Rosalie has worked in a variety of fields throughout her life, from education to forensic medicine. I wanted to know how that influences her writing.
“As someone who has worked with scientists and is also into Gothic literature, were you trying to address science versus logic in the modern day?” I ask.
“Yes, definitely,” she answers.
“You don’t necessarily need to be a scientist to know that your phone is not magic.
“Your phone is not magic, you know it’s not magic, but do you know how microchips work? No!
“But someone does, and there are people out there who can explain it to you, and create it, and they are not magicians.
“So, in the modern context, we function around magic all the time. But it seems like magic if you present it to [people from] the past and that’s a beautiful, logical mind coping with what actually doesn’t look natural, and they do that in that book,” she says.
This leads us to talk about the fictional village in The Castle.
“You’ve got these younger people in the village saying: ‘We don’t have to stay here, we don’t have to keep doing this. We can leave.’ They're going: 'Reject tradition, embrace modernity'! And the older people are saying: 'No, this is how it has to be,'” I say.
“Were you also basing that on the real world when writing?” I ask.
“Yes,” Rosalie says.
“[The old people] are living in a place which has these centuries old stories … and they have so many of these stories that they’re living under the tropes set by them.
“And the young people are like: ‘Could you just not?’” She laughs.
“We have enough history and we have enough knowledge that we can weave it into our present. We don’t have to sit in your past and never grow."
That’s a beautiful idea, and it rings true for the creation of Gothic literature, too. We don’t need to sit in its misogynistic past; we can embrace a more inclusive present - and still make it just as eerie.

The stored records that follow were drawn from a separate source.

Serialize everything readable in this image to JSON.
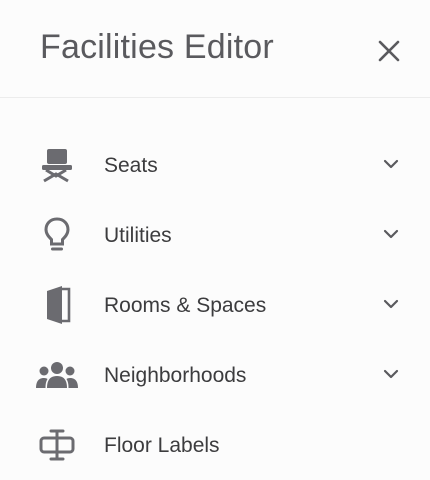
{
  "header": {
    "title": "Facilities Editor",
    "close_icon": "close-icon"
  },
  "menu": {
    "items": [
      {
        "label": "Seats",
        "icon": "seat-icon",
        "expandable": true
      },
      {
        "label": "Utilities",
        "icon": "lightbulb-icon",
        "expandable": true
      },
      {
        "label": "Rooms & Spaces",
        "icon": "door-icon",
        "expandable": true
      },
      {
        "label": "Neighborhoods",
        "icon": "people-group-icon",
        "expandable": true
      },
      {
        "label": "Floor Labels",
        "icon": "floor-label-icon",
        "expandable": false
      }
    ]
  },
  "colors": {
    "background": "#fcfcfc",
    "icon": "#6b6b70",
    "text": "#3c3c3e",
    "title": "#5a5a5e",
    "divider": "#ececec"
  }
}
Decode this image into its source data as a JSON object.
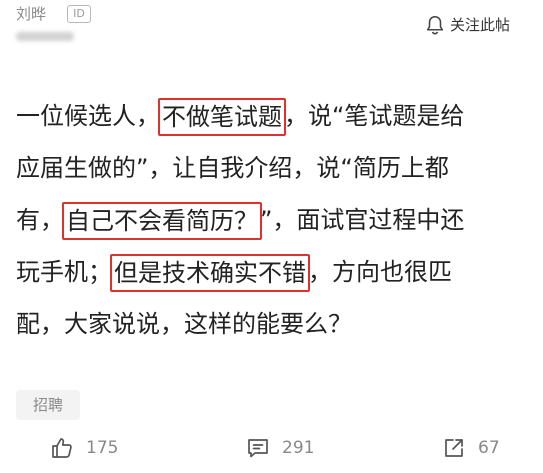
{
  "header": {
    "author": "刘晔",
    "id_badge": "ID",
    "follow_label": "关注此帖"
  },
  "post": {
    "lines": [
      {
        "pre": "一位候选人，",
        "hl": "不做笔试题",
        "post": "，说“笔试题是给"
      },
      {
        "pre": "应届生做的”，让自我介绍，说“简历上都",
        "hl": "",
        "post": ""
      },
      {
        "pre": "有，",
        "hl": "自己不会看简历？",
        "post": "”，面试官过程中还"
      },
      {
        "pre": "玩手机；",
        "hl": "但是技术确实不错",
        "post": "，方向也很匹"
      },
      {
        "pre": "配，大家说说，这样的能要么？",
        "hl": "",
        "post": ""
      }
    ]
  },
  "tag": "招聘",
  "actions": {
    "likes": "175",
    "comments": "291",
    "shares": "67"
  },
  "icons": {
    "follow": "bell-icon",
    "like": "thumbs-up-icon",
    "comment": "comment-icon",
    "share": "share-icon"
  },
  "colors": {
    "highlight_box": "#e0302e",
    "meta_text": "#8a8a8a",
    "body_text": "#222222"
  }
}
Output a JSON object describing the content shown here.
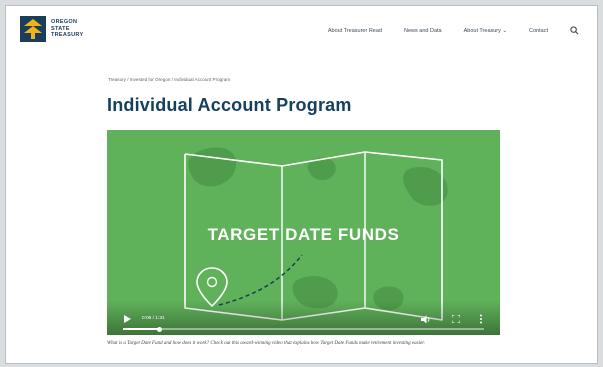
{
  "brand": {
    "name_line1": "OREGON",
    "name_line2": "STATE",
    "name_line3": "TREASURY",
    "colors": {
      "navy": "#1b3d5c",
      "gold": "#f2b21b",
      "title": "#15415f",
      "video_green": "#5fb15a"
    }
  },
  "nav": {
    "items": [
      {
        "label": "About Treasurer Read"
      },
      {
        "label": "News and Data"
      },
      {
        "label": "About Treasury ⌄"
      },
      {
        "label": "Contact"
      }
    ],
    "search_icon": "search-icon"
  },
  "breadcrumb": "Treasury / Invested for Oregon / Individual Account Program",
  "page": {
    "title": "Individual Account Program"
  },
  "video": {
    "title_text": "TARGET DATE FUNDS",
    "time": "0:06 / 1:31",
    "progress": 0.1,
    "icons": [
      "play-icon",
      "volume-icon",
      "fullscreen-icon",
      "more-icon",
      "location-pin-icon"
    ]
  },
  "caption": "What is a Target Date Fund and how does it work? Check out this award-winning video that explains how Target Date Funds make retirement investing easier."
}
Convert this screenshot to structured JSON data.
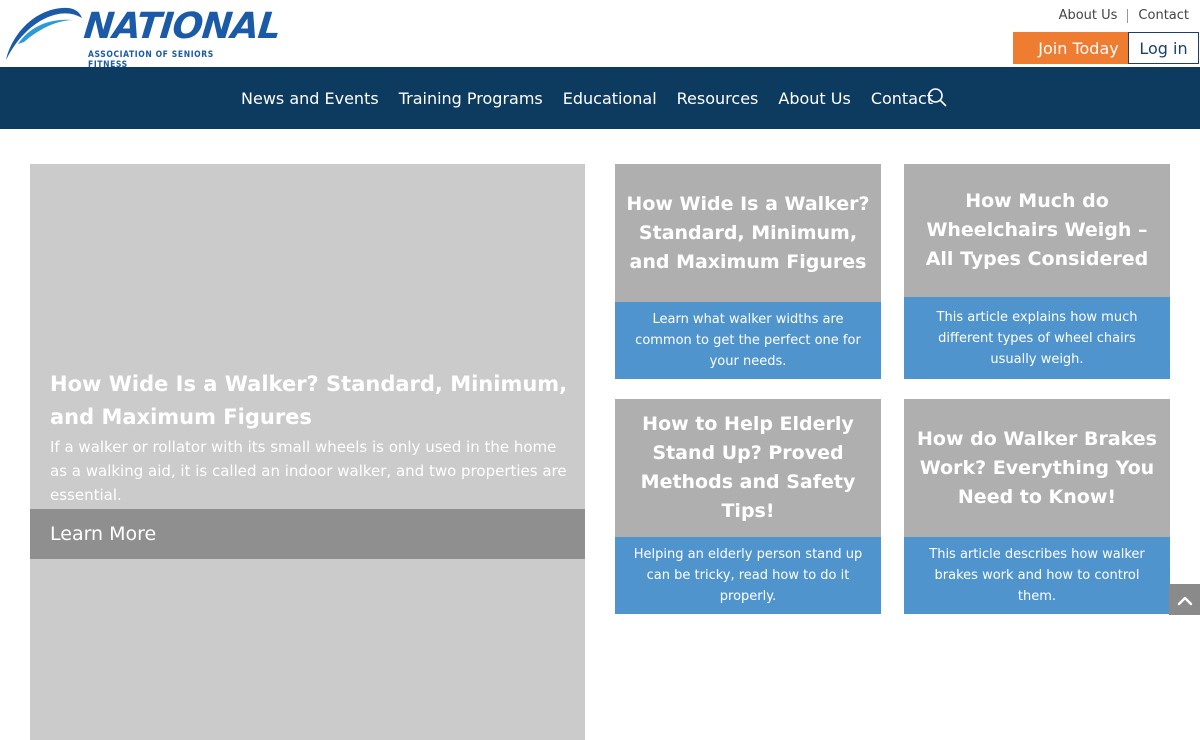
{
  "brand": {
    "name": "NATIONAL",
    "subtitle": "ASSOCIATION OF SENIORS FITNESS",
    "color": "#1a5aa6"
  },
  "top_links": [
    "About Us",
    "Contact"
  ],
  "buttons": {
    "join": "Join Today",
    "login": "Log in",
    "join_color": "#ee7c31"
  },
  "nav": {
    "items": [
      "News and Events",
      "Training Programs",
      "Educational",
      "Resources",
      "About Us",
      "Contact"
    ],
    "search_icon": "search-icon",
    "background": "#0d3a5f"
  },
  "hero": {
    "title": "How Wide Is a Walker? Standard, Minimum, and Maximum Figures",
    "description": "If a walker or rollator with its small wheels is only used in the home as a walking aid, it is called an indoor walker, and two properties are essential.",
    "cta": "Learn More"
  },
  "cards": [
    {
      "title": "How Wide Is a Walker? Standard, Minimum, and Maximum Figures",
      "description": "Learn what walker widths are common to get the perfect one for your needs."
    },
    {
      "title": "How Much do Wheelchairs Weigh – All Types Considered",
      "description": "This article explains how much different types of wheel chairs usually weigh."
    },
    {
      "title": "How to Help Elderly Stand Up? Proved Methods and Safety Tips!",
      "description": "Helping an elderly person stand up can be tricky, read how to do it properly."
    },
    {
      "title": "How do Walker Brakes Work? Everything You Need to Know!",
      "description": "This article describes how walker brakes work and how to control them."
    }
  ],
  "scroll_top_icon": "chevron-up-icon",
  "colors": {
    "card_top": "#afafaf",
    "card_bottom": "#4f94cd",
    "hero_bg": "#cbcbcb"
  }
}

“So you can embrace all these beautiful, amazing, dramatic things,” Rosalie continues, “and still grow and make space for modern thinking and less-isms.

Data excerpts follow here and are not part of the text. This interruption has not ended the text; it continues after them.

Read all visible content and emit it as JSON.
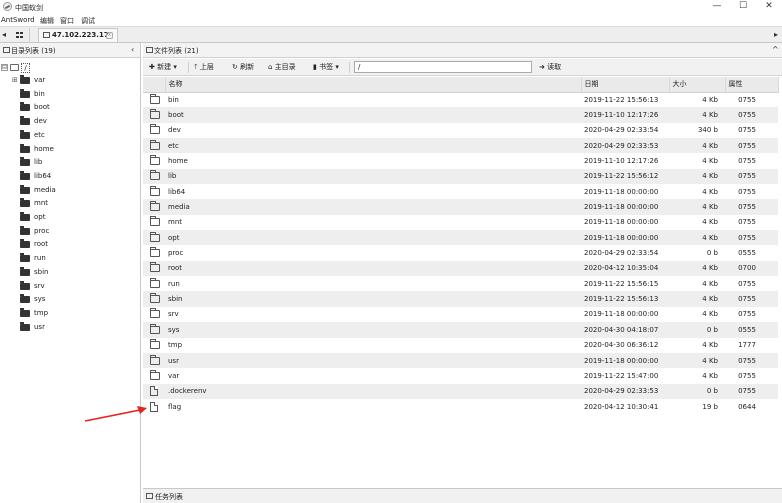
{
  "window": {
    "title": "中国蚁剑",
    "minimize": "—",
    "maximize": "☐",
    "close": "✕"
  },
  "menu": [
    "AntSword",
    "编辑",
    "窗口",
    "调试"
  ],
  "tabs": {
    "left_arrow": "◂",
    "right_arrow": "▸",
    "connection_label": "47.102.223.17",
    "close_label": "x"
  },
  "directory_panel": {
    "title": "目录列表 (19)",
    "collapse": "‹",
    "root_toggle": "⊟",
    "root_label": "/",
    "expand_toggle": "⊞",
    "items": [
      "var",
      "bin",
      "boot",
      "dev",
      "etc",
      "home",
      "lib",
      "lib64",
      "media",
      "mnt",
      "opt",
      "proc",
      "root",
      "run",
      "sbin",
      "srv",
      "sys",
      "tmp",
      "usr"
    ]
  },
  "file_panel": {
    "title": "文件列表 (21)",
    "collapse": "^",
    "toolbar": {
      "new_label": "新建",
      "up_label": "上层",
      "refresh_label": "刷新",
      "home_label": "主目录",
      "bookmark_label": "书签",
      "path_value": "/",
      "read_label": "读取"
    },
    "columns": {
      "name": "名称",
      "date": "日期",
      "size": "大小",
      "perm": "属性"
    },
    "rows": [
      {
        "type": "folder",
        "name": "bin",
        "date": "2019-11-22 15:56:13",
        "size": "4 Kb",
        "perm": "0755"
      },
      {
        "type": "folder",
        "name": "boot",
        "date": "2019-11-10 12:17:26",
        "size": "4 Kb",
        "perm": "0755"
      },
      {
        "type": "folder",
        "name": "dev",
        "date": "2020-04-29 02:33:54",
        "size": "340 b",
        "perm": "0755"
      },
      {
        "type": "folder",
        "name": "etc",
        "date": "2020-04-29 02:33:53",
        "size": "4 Kb",
        "perm": "0755"
      },
      {
        "type": "folder",
        "name": "home",
        "date": "2019-11-10 12:17:26",
        "size": "4 Kb",
        "perm": "0755"
      },
      {
        "type": "folder",
        "name": "lib",
        "date": "2019-11-22 15:56:12",
        "size": "4 Kb",
        "perm": "0755"
      },
      {
        "type": "folder",
        "name": "lib64",
        "date": "2019-11-18 00:00:00",
        "size": "4 Kb",
        "perm": "0755"
      },
      {
        "type": "folder",
        "name": "media",
        "date": "2019-11-18 00:00:00",
        "size": "4 Kb",
        "perm": "0755"
      },
      {
        "type": "folder",
        "name": "mnt",
        "date": "2019-11-18 00:00:00",
        "size": "4 Kb",
        "perm": "0755"
      },
      {
        "type": "folder",
        "name": "opt",
        "date": "2019-11-18 00:00:00",
        "size": "4 Kb",
        "perm": "0755"
      },
      {
        "type": "folder",
        "name": "proc",
        "date": "2020-04-29 02:33:54",
        "size": "0 b",
        "perm": "0555"
      },
      {
        "type": "folder",
        "name": "root",
        "date": "2020-04-12 10:35:04",
        "size": "4 Kb",
        "perm": "0700"
      },
      {
        "type": "folder",
        "name": "run",
        "date": "2019-11-22 15:56:15",
        "size": "4 Kb",
        "perm": "0755"
      },
      {
        "type": "folder",
        "name": "sbin",
        "date": "2019-11-22 15:56:13",
        "size": "4 Kb",
        "perm": "0755"
      },
      {
        "type": "folder",
        "name": "srv",
        "date": "2019-11-18 00:00:00",
        "size": "4 Kb",
        "perm": "0755"
      },
      {
        "type": "folder",
        "name": "sys",
        "date": "2020-04-30 04:18:07",
        "size": "0 b",
        "perm": "0555"
      },
      {
        "type": "folder",
        "name": "tmp",
        "date": "2020-04-30 06:36:12",
        "size": "4 Kb",
        "perm": "1777"
      },
      {
        "type": "folder",
        "name": "usr",
        "date": "2019-11-18 00:00:00",
        "size": "4 Kb",
        "perm": "0755"
      },
      {
        "type": "folder",
        "name": "var",
        "date": "2019-11-22 15:47:00",
        "size": "4 Kb",
        "perm": "0755"
      },
      {
        "type": "file",
        "name": ".dockerenv",
        "date": "2020-04-29 02:33:53",
        "size": "0 b",
        "perm": "0755"
      },
      {
        "type": "file",
        "name": "flag",
        "date": "2020-04-12 10:30:41",
        "size": "19 b",
        "perm": "0644"
      }
    ]
  },
  "task_panel": {
    "title": "任务列表"
  },
  "colors": {
    "annotation": "#e8231f",
    "stripe": "#eeeeee"
  }
}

“We don’t have to hold onto the -isms, we can actually let that go and still embrace all that story as well and bring it forward.”
“Yeah, without killing people,” I interject.
“Without killing people!” Rosalie cries. “We don’t have to kill people to continue to live [in the village]!”
We both laugh.
Final thoughts, where to access the book
This was only a small slice of our conversation - I would have loved to include Rosalie’s self-publishing journey if there was time - but I still find it so thought-provoking.
Modern authors like Rosalie are bringing a fresh perspective to Gothic literature.
Gothic literature can be spooky without demeaning female-presenting characters.
It can present strong female friendships and still put its characters through perilous situations.
It can be ambiguous without always breaking female-presenting characters through sexual assault.
This isn’t to say that works of classic Gothic literature aren’t brilliant - they are - but modern Gothic literature is moving on.
To wrap it up, I’ll leave you with Rosalie, who’ll tell you where you can access her book, The Castle: Diary of a Lost Woman.
“And because I’ve got global rights [to the book], I’ve got friends who’ve bought it overseas and total strangers who’ve bought it overseas, and people in Australia - and oh my goodness what a beautiful sentence, that’s so fun!”